Script for scraping weekly Billboard charts from their website. In the future I intend to write functions extending the local module to gather other, more niche/underground charts. Datasets provided from the beginning of the chart to the year end of 2018, for all the charts the local module has been tested with.
Scripts & dataset available to use under GNU General Public License, see LICENSE.txt for full details (basically all uses & modifications allowed as long as the original is cited, and no usage in closed source applications).
- README.md - Current file.
- LICENSE.txt - Full GNU General Public License.
- chartscraper.py - Billboard chart web scraping local script/module.
- CS_Driver.py - Script used to create the dataset & example of how to use chartscraper.
- *\ChartScraper_data* - Folder with CSVs containing data from the beginning of each chart to the last one in 2018, from the following Billboard charts:
The following non-stock modules are utilized (they're all included in the Anaconda distro of Python):
Local module file chartscraper.py must be in a location which is a part of the PYHTONPATH or the working directory needs to be changed to its location when it's imported (commented example found in CS_Driver.py)
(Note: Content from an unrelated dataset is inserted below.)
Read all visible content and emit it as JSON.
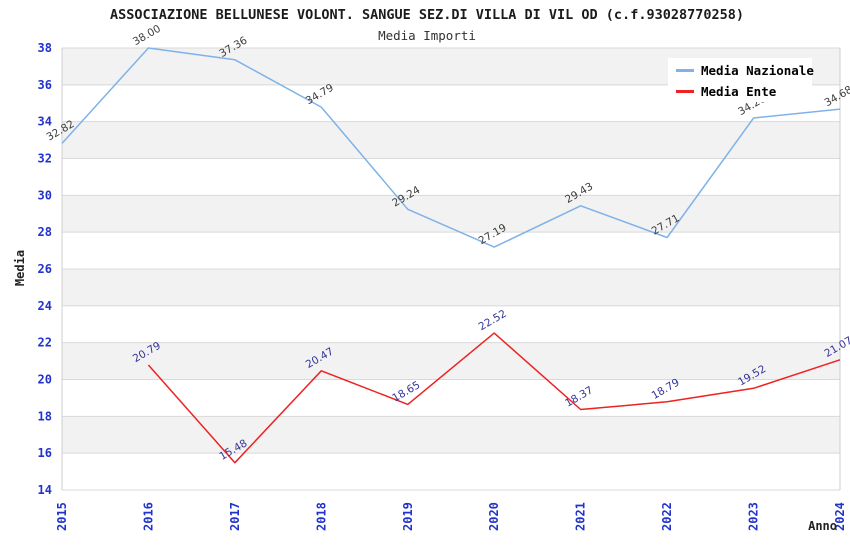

Main functions are bb_get_weekly_chart & bb_get_multiple_charts, all functions including internal ones, have help documentation. Included script CS_Driver.py contains an example of how they're used. Worth noting, I have hard coded a 1 second delay between multiple requests to avoid flooding.
- URL structure for weekly charts looks like
https://www.billboard.com/charts/r-b-hip-hop-songs/2019-02-02- You don't need to pass the specific date used to denote the week of the chart, Billboard's backend will take any date a part of the week the chart is for.
- There is some potential weirdness with the data which I only encountered once in the R&B/Hip-Hop songs chart, where between 1978-11-13 to 1978-11-18 it had a chart with only the number 1 song. When this case occurs, the data is added and there's a text output notification which should be a prompt to look into the occurence, and make sure no legit charts were missed
- In some cases there are missing artist names. When an artist value is None/null, the string token _"===<Missing_Artist>===" is substituted to make it more explicit.
- I believe I took care of all the missing artists in the dataset, replacing them with the correct values after doing some research myself. I reported the first one I found in 2018 to the email address in the Billboard site FAQ which was for data corrections, but 4 months later the data was not corrected, so any extra effort of benevolence might be wasted.